Reign of Shadows
Author: Sophie Jordan
Genre: Fantasy/YA/ Fairy Tale Retelling
Grade: B-
On the night Luna was born the Kingdom of Relhok was plunged into a never-ending eclipse and she was carted away from the palace to be raised in a tower deep in the woods. (Hence, loose Rapunzel retelling.) 17-years later Luna is desperate to get out of that tower when she runs into handsome Fowler, trying to leave his past behind. Unfortunately, that’s about the time Luna’s past catches up to her.
I really wanted to like this one. Not the least of which because the heroine is blind and I thought that would be so interesting and it was so great to see a character like that in your typical YA book. Plus it’s cover really caught my eye. I’m superficial at times, I admit it!
This book has lots of potential. But so many other problems…
(Perhaps some situational spoilers below!)

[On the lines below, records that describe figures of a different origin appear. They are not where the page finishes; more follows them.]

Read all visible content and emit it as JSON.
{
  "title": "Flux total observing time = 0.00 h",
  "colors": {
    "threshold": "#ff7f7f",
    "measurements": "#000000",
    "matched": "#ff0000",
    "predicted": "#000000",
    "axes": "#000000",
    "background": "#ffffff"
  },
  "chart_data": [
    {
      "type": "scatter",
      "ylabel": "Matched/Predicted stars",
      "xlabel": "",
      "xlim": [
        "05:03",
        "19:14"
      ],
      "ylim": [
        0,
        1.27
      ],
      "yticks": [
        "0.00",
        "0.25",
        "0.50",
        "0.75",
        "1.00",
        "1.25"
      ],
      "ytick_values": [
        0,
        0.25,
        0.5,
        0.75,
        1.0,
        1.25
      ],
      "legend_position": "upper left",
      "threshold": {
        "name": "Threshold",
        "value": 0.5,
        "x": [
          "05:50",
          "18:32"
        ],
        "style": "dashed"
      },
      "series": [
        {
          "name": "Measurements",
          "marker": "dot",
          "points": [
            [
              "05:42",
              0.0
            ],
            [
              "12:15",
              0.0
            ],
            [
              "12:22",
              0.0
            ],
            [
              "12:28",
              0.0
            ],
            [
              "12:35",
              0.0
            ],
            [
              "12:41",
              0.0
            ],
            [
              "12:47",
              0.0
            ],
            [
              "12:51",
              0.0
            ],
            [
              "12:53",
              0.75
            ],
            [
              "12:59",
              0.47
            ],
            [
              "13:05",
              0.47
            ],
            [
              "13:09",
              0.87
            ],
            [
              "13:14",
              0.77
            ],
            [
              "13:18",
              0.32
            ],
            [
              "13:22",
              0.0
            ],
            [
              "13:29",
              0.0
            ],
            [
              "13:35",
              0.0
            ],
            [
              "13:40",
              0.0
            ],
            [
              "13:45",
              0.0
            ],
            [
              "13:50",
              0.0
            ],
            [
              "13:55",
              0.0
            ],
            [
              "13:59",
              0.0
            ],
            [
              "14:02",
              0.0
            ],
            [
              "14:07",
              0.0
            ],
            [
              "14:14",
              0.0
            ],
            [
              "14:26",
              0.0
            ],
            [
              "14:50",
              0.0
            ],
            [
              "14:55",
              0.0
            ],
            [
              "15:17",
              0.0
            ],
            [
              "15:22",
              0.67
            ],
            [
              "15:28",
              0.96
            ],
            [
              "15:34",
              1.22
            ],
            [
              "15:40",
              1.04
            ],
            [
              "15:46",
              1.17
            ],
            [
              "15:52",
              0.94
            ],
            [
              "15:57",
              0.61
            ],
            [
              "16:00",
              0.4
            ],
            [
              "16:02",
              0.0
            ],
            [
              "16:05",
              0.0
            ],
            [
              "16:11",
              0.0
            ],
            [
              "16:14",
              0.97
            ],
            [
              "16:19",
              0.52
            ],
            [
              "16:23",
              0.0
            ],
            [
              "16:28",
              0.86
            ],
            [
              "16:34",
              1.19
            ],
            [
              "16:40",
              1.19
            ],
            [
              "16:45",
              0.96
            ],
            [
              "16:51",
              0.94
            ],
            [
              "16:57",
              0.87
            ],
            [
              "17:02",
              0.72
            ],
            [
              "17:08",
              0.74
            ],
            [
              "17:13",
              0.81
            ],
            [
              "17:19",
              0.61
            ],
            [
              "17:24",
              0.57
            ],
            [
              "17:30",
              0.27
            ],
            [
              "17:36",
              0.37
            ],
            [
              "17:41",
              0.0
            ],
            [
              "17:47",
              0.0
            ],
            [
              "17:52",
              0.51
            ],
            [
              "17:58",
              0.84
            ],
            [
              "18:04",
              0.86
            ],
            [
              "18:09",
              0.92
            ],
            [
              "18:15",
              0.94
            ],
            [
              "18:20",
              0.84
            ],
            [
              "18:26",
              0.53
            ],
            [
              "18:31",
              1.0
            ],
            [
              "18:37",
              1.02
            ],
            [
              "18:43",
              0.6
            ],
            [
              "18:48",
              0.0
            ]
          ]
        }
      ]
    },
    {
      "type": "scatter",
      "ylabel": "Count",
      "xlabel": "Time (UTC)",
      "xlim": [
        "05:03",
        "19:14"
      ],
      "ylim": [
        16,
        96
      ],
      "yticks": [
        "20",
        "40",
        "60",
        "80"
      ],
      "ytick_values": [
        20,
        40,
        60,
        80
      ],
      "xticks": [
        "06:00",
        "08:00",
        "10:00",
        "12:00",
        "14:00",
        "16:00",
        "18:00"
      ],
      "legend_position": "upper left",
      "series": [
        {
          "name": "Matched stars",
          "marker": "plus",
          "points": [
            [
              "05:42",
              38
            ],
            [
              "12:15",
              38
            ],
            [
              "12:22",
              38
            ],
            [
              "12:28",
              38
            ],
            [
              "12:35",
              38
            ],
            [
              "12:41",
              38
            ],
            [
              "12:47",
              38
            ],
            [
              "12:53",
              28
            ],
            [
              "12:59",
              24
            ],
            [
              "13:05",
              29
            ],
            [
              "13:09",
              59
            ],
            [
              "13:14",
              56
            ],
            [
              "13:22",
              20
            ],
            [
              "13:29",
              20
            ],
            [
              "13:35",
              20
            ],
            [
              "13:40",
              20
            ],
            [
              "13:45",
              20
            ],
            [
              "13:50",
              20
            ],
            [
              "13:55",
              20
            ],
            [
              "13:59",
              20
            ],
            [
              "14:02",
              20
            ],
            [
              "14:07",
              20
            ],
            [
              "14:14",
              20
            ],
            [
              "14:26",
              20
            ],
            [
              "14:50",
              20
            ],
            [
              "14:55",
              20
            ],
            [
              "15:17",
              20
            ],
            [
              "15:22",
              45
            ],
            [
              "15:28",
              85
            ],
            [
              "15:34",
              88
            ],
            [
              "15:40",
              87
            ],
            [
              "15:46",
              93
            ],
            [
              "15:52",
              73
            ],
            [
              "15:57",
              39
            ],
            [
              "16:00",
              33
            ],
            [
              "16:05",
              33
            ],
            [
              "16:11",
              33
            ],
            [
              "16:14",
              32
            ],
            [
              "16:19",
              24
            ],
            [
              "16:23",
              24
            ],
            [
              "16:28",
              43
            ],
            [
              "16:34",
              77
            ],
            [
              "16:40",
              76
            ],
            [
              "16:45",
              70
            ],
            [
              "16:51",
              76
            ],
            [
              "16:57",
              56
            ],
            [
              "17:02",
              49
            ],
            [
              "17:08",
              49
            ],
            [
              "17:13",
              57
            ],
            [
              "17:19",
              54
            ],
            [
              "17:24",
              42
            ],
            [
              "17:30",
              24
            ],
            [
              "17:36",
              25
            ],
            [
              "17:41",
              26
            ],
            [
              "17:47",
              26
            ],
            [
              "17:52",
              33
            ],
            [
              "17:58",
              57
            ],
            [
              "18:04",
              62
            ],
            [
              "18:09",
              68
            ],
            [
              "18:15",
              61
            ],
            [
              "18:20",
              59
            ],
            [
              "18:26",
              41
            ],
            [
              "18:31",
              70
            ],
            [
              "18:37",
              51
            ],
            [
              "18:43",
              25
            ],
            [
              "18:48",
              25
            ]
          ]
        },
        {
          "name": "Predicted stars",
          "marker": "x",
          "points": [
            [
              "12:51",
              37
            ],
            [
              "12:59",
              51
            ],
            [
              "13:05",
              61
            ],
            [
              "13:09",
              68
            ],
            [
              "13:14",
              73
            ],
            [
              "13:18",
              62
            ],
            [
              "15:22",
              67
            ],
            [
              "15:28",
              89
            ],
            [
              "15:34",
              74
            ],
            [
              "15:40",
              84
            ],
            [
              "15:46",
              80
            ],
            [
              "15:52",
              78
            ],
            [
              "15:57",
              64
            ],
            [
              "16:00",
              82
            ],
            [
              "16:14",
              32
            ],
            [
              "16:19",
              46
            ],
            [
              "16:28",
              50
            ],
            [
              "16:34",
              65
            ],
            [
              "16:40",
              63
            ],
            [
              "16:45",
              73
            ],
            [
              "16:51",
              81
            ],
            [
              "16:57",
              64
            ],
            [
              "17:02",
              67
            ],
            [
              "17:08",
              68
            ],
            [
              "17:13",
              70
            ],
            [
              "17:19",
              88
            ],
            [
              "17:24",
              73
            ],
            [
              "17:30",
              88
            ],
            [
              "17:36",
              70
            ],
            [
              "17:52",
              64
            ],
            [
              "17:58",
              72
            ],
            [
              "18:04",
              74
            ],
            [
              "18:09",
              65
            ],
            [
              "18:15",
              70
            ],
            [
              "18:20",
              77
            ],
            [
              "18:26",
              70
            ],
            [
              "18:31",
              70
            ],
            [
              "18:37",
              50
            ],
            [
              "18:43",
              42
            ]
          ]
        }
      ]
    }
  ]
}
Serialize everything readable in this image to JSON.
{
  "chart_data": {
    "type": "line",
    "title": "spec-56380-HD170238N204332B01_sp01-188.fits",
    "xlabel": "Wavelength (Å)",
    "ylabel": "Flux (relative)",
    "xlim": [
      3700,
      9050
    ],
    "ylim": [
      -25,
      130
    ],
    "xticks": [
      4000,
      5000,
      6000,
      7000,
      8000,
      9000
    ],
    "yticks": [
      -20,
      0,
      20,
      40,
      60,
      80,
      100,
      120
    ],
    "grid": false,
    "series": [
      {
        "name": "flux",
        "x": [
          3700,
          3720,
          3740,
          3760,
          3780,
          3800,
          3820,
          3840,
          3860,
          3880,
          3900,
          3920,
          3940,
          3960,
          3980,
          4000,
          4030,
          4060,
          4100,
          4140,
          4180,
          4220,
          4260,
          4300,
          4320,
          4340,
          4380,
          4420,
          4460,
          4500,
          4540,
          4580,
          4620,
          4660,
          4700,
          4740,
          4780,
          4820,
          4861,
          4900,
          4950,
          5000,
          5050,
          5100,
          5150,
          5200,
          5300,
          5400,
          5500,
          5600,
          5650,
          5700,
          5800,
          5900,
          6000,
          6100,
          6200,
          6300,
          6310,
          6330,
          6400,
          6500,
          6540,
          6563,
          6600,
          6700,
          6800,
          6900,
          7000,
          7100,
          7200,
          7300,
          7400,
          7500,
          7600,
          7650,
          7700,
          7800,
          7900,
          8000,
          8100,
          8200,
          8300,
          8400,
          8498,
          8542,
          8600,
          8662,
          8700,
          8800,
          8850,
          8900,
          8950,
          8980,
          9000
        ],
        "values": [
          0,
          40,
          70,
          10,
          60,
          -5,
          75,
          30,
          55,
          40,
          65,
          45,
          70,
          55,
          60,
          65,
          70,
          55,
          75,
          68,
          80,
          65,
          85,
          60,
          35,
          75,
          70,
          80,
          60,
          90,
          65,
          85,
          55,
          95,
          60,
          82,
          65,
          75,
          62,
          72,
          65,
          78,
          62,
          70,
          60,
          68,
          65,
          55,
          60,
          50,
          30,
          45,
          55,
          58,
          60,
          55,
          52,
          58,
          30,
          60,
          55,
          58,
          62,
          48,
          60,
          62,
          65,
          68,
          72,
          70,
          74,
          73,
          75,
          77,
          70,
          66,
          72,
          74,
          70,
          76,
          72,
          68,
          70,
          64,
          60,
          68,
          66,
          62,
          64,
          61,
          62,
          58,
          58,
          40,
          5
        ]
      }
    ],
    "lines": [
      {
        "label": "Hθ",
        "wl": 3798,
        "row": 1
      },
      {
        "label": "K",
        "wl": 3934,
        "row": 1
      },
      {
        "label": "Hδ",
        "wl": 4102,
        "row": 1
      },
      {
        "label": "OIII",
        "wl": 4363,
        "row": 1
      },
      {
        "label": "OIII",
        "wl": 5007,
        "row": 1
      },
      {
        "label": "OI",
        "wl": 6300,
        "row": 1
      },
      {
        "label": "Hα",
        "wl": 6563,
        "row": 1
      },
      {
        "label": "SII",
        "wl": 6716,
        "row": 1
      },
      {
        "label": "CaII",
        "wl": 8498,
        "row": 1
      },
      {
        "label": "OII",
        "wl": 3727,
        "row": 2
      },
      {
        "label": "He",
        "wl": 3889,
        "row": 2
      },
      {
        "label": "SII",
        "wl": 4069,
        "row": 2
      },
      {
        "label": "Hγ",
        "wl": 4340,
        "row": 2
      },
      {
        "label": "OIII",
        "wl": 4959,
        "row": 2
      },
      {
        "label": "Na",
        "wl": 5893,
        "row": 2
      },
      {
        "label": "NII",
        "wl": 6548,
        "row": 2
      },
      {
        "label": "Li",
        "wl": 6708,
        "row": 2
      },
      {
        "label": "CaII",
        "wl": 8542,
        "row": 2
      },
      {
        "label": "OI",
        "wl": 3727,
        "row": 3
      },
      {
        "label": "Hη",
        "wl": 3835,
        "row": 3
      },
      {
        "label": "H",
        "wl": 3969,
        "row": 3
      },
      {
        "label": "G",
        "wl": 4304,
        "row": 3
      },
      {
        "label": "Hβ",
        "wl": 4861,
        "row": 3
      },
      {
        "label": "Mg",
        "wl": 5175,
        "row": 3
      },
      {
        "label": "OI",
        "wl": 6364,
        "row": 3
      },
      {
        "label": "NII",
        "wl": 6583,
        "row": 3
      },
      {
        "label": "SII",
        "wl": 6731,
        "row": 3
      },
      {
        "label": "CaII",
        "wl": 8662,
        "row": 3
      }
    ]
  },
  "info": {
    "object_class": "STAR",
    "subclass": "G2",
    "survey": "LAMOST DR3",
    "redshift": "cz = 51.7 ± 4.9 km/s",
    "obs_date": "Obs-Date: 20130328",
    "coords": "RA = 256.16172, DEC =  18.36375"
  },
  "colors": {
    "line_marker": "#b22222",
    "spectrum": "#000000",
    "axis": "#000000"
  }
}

Big one: it’s really only Luna and Fowler walking around and occasionally running into the deadly dwellers. (Walking Dead is just one of the many vibes from other stories and shows you’re going to get reading Reign of Shadows.) It only really got interesting at the end. Mileage varies but for me it was the very, very end of the book that was interesting.
Oh, the love story. This is definitely one that ticked all my annoying boxes. About the time they were hiding from the dwellers and Luna decided to argue because he didn’t say she was beautiful fast enough or not at all. Whatever. It was also way to heavy on your usual tropes- Fowler the hardened survivalist who can’t/doesn’t want to feel. Luna the naive good-natured girl looking for light in the dark world.
Too much.
Lastly the big selling point for me was having the blind heroine. Luna wasn’t just competent she was ridiculously insanely competent. I don’t want to get too into details but she survived situations that I would think sighted people would have more trouble with. She outmaneuvers a murderer chasing her in a wooded area she had never been to before without running into anything or tripping herself up? I doubt I could do that. There was also another bit where she “assessed a scene” and it’s “twenty dwellers.”
I definitely think Sophie Jordan could have tightened stuff like that up a good deal and done the characters better service in the romance department. Like I said earlier this was an interesting world with some interesting ideas but everything else was incredibly cliched.
Recommend: Not particularly. This is part of a series though so I have to admit I have some hope (like 20%) that this all gets pulled together in the next book and we get a better story.